Waiting and waiting and waiting to get on-board the Ferry Xpress.

Over the course of 8 hours, we were subjected to some of the most inept bureaucratic BS we have encountered with any border crossing so far. (Big thanks to Yankee Goes South for warning us not to get to the port any earlier than 11am - the Ferry Xpress office tells you that you need to be there at 8am.. so then it would have been 11 hours of BS and I likely would have yelled back at the “officials” who thought the best way to handle 50+ foreigners whose first language in not Spanish was to scream at them. Yes, because that helps us all to understand that after 7 hours of waiting around it’s all of the sudden time to rush towards the ferry that has been sitting 100 feet away all day. Riiiiggghttt.

Anyway, ineptitude.

As soon as we stepped foot on the ferry, I popped a Dramamine. We found a seat and within moments the meds kicked in and I was passed out in the comfy reclining chair. At some stage, Roel blew up our NEMO pads and Fillos, unrolled my sleeping bag and somehow maneuvered my body onto the pad between the rows of seats. (I think most people had opted to upgrade for a cabin, which left us with nearly a full row of seats to ourselves.)

Port of Colon

Our pads were practically camouflaged between the ferry rows

14 hours later, I awoke to freshly brewed coffee (yes, I really am very spoiled) and enjoyed the rest of the ferry ride. Roel, unaffectedly by sea-sickness, roamed the ship for much of the night and day and was quite impressed by the boat.

When we arrived in Cartagena, we rode the bikes off of the boat and onto a holding pier. We went through Migracion, and then handed over our bike paperwork, etc. to a DIAN official who took care of arranging our bike importation (they even paid for copies to be made for us - lovely!).


Everything was going smoothly until only half of the group got insurance paperwork and we were told that the insurance office had only been able to process half of them before closing. CLOSING until 11am the next day!!!

Walking back to the ferry and our rides while the sun sets behind the port. About to find out that only half of us have gotten lucky.

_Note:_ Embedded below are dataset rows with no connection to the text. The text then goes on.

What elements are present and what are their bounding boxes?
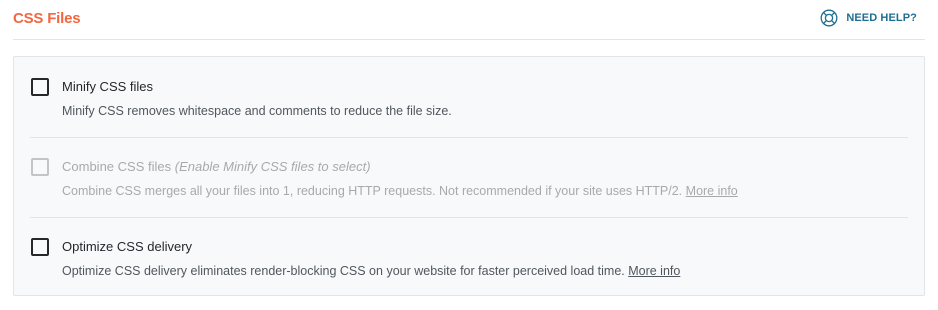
section-header: CSS Files NEED HELP? <box>13 0 925 40</box>
need-help-label: NEED HELP? <box>846 12 917 24</box>
more-info-link[interactable]: More info <box>686 184 738 198</box>
option-label: Optimize CSS delivery <box>62 239 192 254</box>
option-description: Optimize CSS delivery eliminates render-… <box>62 264 680 278</box>
lifebuoy-icon <box>820 9 838 27</box>
section-title: CSS Files <box>13 10 81 27</box>
option-description-text: Optimize CSS delivery eliminates render-… <box>62 264 625 278</box>
css-options-panel: Minify CSS files Minify CSS removes whit… <box>13 56 925 296</box>
option-minify-css: Minify CSS files Minify CSS removes whit… <box>14 57 924 137</box>
option-hint: (Enable Minify CSS files to select) <box>174 159 371 174</box>
option-label-text: Optimize CSS delivery <box>62 239 193 254</box>
need-help-link[interactable]: NEED HELP? <box>820 9 917 27</box>
option-description-text: Combine CSS merges all your files into 1… <box>62 184 683 198</box>
option-label: Minify CSS files <box>62 79 153 94</box>
combine-css-checkbox <box>31 158 49 176</box>
option-description: Combine CSS merges all your files into 1… <box>62 184 738 198</box>
option-description-text: Minify CSS removes whitespace and commen… <box>62 104 452 118</box>
minify-css-checkbox[interactable] <box>31 78 49 96</box>
option-label: Combine CSS files (Enable Minify CSS fil… <box>62 159 371 174</box>
option-label-text: Minify CSS files <box>62 79 154 94</box>
option-description: Minify CSS removes whitespace and commen… <box>62 104 452 118</box>
option-label-text: Combine CSS files <box>62 159 172 174</box>
option-optimize-css-delivery: Optimize CSS delivery Optimize CSS deliv… <box>14 217 924 297</box>
more-info-link[interactable]: More info <box>628 264 680 278</box>
optimize-css-delivery-checkbox[interactable] <box>31 238 49 256</box>
option-combine-css: Combine CSS files (Enable Minify CSS fil… <box>14 137 924 217</box>
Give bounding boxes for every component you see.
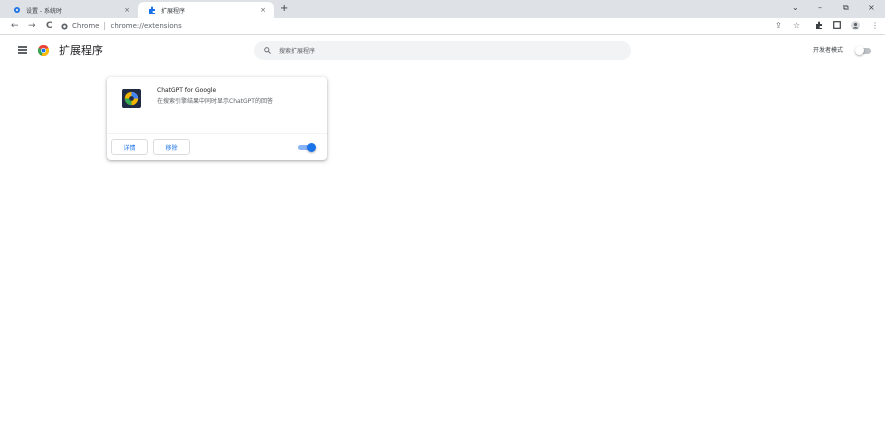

So thus began the process of figuring out where to leave Roel’s bike (I had insurance). Against our norm, we had booked/paid for a hotel room and 1. wanted a shower and 2. didn’t want to lose out on the $25. The other stranded overlanders offered to keep an eye on the Twin and after we locked him up with every lock we had available, we headed into the city for our first night in Colombia.